The American Dream

In America, if you work hard, you can achieve a better life for yourself and your kids. Your children and grandchildren will work hard, go to school, and do even better than you. Eventually, you will reach the goal of having 2.5 children, a dog, a house, and a boat. Then you will have made it. Is that what God wants for all of us, though?

My wife and I decided to start home educating our oldest daughter in September of 2008. Initially, we started because my wife’s little brother had an “incident” at his school, and we weren’t thrilled with the elementary that she would be attending. We had a homeschooling friend who told us about the state homeschool convention. I reluctantly went to check it out and was convinced that we not only could home educate but that we should home educate. Next, we had to explain to our parents that we would homeschool.

My father was born in Brooklyn, NY, and moved to Puerto Rico when he was 13. My mother was born in Arecibo, Puerto Rico, and she met my dad in school. He joined the Air Force, and she went to college for engineering. After they married, the Air Force stationed my dad at Tinker AFB in 1977, and they have been in Oklahoma ever since. 

My wife was born in Hidalgo, Mexico, and she came to San Antonio with her mom when she was a child. There, her mom remarried, and they lived there until Kelly AFB closed. Then, they moved to Tinker AFB. Both of our families have seen the value of public education in achieving the American Dream, which made our decision to homeschool very strange to them. They hadn’t seen a homeschool themselves, so they asked many questions.

When we first started homeschooling, we weren’t worried about our children’s college education because they were young. At first, we homeschooled because we didn’t like the school where our daughter would go. We continued because of all of the other things that homeschooling allowed us to do. We have a choice in what we teach, the capability to customize each curriculum, the freedom to teach in whatever manner we decide, and we can pass our values and morals on to our children without interference from anyone else. 

Our parents never fought us on it, but we knew they weren’t big fans either. Of course, at that time, we were only going to do it for a few years before putting her in public school. Then as we decided to continue through junior high school and then into high school, there were more and more questions about our plans and whether our kids would be able to get into college from family and friends. We felt the need to justify ourselves and prove that we were doing an excellent job with our girls throughout most of this time. We were way too concerned with what others thought. We decided that my oldest wouldn’t be going to college but would be working on her business full time instead, it opened a new round of opposition. I never realized that the default question to ask a high school graduate was “What college are you going to in the fall?” until I had a daughter that was not going to college.

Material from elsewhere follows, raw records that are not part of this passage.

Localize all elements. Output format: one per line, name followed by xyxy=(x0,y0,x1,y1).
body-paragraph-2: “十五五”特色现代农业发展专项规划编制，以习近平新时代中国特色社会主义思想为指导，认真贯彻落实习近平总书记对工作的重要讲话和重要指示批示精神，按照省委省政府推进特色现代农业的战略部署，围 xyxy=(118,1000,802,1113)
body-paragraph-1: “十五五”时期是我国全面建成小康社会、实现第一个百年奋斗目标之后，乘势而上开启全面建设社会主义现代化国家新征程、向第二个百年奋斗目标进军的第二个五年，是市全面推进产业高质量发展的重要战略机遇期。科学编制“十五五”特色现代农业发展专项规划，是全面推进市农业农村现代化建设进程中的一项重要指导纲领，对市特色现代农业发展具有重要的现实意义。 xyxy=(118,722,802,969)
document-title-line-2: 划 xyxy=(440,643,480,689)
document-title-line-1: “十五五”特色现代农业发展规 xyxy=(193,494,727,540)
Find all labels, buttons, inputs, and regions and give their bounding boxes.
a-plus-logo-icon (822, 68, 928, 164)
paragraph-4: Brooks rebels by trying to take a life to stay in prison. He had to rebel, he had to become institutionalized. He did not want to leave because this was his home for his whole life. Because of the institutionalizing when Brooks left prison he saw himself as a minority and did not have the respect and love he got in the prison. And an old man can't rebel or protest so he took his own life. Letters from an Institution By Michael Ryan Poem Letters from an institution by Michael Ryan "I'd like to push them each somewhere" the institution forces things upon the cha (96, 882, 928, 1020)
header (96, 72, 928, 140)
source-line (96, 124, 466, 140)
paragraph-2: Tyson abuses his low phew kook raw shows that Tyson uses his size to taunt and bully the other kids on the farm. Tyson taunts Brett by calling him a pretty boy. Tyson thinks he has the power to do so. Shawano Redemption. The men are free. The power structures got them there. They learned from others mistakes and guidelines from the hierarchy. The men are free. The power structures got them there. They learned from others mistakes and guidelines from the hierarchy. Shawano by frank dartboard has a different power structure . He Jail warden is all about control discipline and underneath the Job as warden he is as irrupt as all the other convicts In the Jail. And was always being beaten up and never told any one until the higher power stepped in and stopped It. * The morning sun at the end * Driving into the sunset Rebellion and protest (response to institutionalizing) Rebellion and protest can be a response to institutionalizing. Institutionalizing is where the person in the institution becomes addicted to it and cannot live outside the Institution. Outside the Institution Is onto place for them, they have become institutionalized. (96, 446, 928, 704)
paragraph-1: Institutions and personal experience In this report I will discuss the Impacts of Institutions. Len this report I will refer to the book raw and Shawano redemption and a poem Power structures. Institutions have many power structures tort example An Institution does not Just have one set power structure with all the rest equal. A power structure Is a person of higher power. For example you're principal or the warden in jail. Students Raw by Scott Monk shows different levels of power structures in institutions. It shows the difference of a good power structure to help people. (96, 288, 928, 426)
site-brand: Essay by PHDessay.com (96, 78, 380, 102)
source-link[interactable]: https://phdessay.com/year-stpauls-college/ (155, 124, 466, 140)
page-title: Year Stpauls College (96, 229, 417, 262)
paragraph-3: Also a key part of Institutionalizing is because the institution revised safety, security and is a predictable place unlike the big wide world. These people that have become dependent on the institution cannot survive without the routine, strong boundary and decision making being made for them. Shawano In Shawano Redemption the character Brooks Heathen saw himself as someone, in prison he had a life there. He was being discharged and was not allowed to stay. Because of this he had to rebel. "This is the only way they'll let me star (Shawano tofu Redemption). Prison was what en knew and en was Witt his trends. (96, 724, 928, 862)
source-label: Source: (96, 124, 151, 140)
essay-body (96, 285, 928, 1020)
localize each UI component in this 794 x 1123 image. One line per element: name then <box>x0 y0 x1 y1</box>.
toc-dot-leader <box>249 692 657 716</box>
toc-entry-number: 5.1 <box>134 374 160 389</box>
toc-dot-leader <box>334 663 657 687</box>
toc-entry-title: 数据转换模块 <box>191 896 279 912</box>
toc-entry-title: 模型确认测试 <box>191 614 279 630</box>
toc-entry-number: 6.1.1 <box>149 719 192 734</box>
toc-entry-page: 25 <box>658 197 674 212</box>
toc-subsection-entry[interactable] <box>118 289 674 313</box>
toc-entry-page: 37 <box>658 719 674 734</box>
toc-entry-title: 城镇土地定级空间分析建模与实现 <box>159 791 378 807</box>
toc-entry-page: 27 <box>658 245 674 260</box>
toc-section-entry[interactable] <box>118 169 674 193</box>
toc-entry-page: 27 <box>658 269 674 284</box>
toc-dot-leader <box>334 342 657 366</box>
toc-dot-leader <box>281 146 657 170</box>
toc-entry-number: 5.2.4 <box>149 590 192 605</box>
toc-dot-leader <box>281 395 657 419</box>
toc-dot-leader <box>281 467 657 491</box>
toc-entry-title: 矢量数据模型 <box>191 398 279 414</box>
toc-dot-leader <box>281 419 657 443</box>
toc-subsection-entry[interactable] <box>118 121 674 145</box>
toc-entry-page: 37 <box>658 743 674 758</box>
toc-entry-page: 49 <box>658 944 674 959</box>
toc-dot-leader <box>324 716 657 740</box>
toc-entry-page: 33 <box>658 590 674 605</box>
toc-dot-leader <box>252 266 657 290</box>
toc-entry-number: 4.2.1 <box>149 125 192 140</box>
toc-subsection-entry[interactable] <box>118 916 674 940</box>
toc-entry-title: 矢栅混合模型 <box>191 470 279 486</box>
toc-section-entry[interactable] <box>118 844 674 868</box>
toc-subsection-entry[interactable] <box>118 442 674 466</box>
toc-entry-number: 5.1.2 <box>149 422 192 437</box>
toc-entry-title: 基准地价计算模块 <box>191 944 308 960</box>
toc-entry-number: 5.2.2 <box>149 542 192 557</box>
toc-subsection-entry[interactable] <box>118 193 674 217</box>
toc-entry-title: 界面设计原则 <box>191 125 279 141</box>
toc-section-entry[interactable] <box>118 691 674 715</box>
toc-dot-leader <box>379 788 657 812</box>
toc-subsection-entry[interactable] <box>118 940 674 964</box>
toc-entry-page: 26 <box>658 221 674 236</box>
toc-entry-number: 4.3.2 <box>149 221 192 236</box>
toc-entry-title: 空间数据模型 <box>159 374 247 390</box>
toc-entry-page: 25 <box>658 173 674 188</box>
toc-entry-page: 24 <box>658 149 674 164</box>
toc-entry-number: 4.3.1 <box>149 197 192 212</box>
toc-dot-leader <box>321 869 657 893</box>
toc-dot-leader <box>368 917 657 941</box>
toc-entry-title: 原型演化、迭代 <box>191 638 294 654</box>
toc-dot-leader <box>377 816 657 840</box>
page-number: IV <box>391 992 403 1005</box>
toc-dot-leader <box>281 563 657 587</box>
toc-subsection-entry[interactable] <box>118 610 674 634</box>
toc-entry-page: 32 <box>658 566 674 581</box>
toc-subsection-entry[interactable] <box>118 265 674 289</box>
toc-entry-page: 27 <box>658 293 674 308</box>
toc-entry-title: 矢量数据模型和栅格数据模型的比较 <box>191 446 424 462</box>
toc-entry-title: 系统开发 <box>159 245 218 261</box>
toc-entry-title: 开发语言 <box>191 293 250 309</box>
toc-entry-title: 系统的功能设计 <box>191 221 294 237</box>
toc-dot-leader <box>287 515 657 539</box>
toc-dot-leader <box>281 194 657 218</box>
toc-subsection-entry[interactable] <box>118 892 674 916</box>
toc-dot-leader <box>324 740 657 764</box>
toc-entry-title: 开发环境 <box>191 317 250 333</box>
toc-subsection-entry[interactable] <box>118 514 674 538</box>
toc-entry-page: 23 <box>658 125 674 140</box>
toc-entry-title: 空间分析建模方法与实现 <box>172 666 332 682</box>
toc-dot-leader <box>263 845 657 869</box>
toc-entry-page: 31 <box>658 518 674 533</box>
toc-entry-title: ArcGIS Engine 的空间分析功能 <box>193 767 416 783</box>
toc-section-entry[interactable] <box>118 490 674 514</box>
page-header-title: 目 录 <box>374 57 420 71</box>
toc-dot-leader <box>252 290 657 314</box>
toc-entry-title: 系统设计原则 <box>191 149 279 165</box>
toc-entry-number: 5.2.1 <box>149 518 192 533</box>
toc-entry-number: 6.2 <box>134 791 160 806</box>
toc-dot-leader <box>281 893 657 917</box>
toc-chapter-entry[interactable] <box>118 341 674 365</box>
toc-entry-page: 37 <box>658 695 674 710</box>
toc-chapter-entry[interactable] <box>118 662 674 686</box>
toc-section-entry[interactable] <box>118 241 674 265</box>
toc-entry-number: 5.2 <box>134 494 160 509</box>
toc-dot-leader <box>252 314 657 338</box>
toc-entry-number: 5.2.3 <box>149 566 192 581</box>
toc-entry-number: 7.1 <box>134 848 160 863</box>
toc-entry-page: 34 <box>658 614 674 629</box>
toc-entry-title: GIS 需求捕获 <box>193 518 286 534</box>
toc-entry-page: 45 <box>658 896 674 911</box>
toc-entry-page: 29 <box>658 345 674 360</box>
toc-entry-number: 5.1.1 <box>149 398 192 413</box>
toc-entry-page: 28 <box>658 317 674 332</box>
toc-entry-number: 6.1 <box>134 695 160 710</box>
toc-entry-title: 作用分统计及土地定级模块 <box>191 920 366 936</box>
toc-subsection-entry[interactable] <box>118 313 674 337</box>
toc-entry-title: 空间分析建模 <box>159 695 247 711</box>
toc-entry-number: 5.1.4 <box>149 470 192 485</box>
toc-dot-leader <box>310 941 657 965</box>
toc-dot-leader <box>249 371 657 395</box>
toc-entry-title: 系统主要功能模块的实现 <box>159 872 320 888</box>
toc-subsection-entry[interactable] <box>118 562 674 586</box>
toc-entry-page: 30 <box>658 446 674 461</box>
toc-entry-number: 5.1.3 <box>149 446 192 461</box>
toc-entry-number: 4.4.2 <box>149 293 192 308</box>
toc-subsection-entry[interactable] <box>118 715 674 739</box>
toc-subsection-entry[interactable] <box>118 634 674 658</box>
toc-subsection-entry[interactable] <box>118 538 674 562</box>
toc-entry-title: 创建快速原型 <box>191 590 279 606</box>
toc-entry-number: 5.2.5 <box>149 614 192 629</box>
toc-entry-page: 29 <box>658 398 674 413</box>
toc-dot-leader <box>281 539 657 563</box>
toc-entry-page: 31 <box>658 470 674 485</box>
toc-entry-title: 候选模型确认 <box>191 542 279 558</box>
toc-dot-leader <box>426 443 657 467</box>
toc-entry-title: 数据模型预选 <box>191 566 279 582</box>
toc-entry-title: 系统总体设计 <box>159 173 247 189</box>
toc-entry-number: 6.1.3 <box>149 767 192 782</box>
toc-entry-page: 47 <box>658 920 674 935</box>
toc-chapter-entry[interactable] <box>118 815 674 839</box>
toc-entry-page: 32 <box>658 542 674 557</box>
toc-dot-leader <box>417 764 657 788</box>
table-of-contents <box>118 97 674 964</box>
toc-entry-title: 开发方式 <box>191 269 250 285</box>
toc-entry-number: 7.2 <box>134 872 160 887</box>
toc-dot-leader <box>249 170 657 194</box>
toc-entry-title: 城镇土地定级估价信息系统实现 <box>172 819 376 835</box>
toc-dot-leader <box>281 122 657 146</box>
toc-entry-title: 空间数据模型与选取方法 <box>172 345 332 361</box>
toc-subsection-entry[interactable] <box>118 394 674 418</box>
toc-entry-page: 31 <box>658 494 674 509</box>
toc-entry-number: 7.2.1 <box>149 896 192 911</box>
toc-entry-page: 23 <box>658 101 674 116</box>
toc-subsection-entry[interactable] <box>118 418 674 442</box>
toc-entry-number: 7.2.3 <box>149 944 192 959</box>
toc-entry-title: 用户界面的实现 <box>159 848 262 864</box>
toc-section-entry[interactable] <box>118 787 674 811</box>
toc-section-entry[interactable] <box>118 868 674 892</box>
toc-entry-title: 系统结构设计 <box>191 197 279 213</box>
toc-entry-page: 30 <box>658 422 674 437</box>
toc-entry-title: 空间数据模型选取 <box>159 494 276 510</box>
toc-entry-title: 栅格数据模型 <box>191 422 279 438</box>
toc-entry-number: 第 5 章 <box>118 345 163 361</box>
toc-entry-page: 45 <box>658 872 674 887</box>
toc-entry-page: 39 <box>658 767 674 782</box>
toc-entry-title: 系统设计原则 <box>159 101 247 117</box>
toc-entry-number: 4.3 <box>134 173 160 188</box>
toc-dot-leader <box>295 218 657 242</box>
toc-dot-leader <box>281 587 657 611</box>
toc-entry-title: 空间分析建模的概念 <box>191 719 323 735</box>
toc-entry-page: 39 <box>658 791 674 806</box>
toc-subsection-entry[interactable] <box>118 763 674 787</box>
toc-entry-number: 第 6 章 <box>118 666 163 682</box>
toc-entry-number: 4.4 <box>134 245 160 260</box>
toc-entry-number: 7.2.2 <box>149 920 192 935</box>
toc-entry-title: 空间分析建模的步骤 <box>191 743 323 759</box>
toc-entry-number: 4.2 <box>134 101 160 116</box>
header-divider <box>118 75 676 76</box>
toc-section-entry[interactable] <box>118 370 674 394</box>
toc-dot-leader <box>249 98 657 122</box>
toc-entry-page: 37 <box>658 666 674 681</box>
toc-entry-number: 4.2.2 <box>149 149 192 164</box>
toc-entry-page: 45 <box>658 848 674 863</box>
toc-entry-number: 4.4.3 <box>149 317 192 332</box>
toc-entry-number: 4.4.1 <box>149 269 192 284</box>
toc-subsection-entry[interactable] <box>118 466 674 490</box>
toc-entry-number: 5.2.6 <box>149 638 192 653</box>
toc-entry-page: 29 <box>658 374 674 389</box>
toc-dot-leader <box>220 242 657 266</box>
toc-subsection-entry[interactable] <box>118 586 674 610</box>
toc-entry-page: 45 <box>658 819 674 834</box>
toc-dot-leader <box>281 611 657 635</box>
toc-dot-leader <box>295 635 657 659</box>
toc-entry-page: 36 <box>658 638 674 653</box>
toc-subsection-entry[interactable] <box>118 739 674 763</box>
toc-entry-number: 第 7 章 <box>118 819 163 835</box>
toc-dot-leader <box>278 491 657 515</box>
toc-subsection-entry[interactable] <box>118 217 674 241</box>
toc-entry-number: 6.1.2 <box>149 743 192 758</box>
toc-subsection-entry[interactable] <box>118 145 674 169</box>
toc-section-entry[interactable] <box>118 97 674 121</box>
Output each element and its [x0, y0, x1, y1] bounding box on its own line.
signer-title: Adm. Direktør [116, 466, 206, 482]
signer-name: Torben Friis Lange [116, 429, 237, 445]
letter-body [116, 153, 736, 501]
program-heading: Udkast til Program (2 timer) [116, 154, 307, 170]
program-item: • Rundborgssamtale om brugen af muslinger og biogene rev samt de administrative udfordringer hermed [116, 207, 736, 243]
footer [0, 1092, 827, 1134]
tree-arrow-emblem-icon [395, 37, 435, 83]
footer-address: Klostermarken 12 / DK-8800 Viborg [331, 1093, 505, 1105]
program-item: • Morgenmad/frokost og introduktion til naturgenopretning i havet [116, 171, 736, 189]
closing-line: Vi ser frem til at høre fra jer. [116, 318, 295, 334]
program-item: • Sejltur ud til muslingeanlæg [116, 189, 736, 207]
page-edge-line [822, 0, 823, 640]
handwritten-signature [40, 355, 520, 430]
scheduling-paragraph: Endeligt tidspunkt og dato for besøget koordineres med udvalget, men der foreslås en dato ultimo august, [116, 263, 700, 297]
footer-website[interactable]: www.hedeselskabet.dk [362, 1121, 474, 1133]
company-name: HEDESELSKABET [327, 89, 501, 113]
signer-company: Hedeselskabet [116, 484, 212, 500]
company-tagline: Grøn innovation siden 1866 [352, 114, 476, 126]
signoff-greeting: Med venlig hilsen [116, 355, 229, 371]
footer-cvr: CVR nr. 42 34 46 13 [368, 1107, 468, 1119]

Through this whole journey, I have discovered that The American Dream isn’t the same as God’s Plan. The American Dream involves a plan that is safe and well-traveled. God doesn’t always call us to go down that path, though. God wants us to do amazing things and to raise extraordinary children. We must get out of our comfort zone and do things that are not normal, not safe, and not easy. We had to change our definition of success and step out in a direction without knowing where we would end up. We have decided that we care more about our daughters doing the will of God than about them becoming doctors, lawyers, or engineers. It is scary at times. But we know that when God calls us to do something, He will equip us also.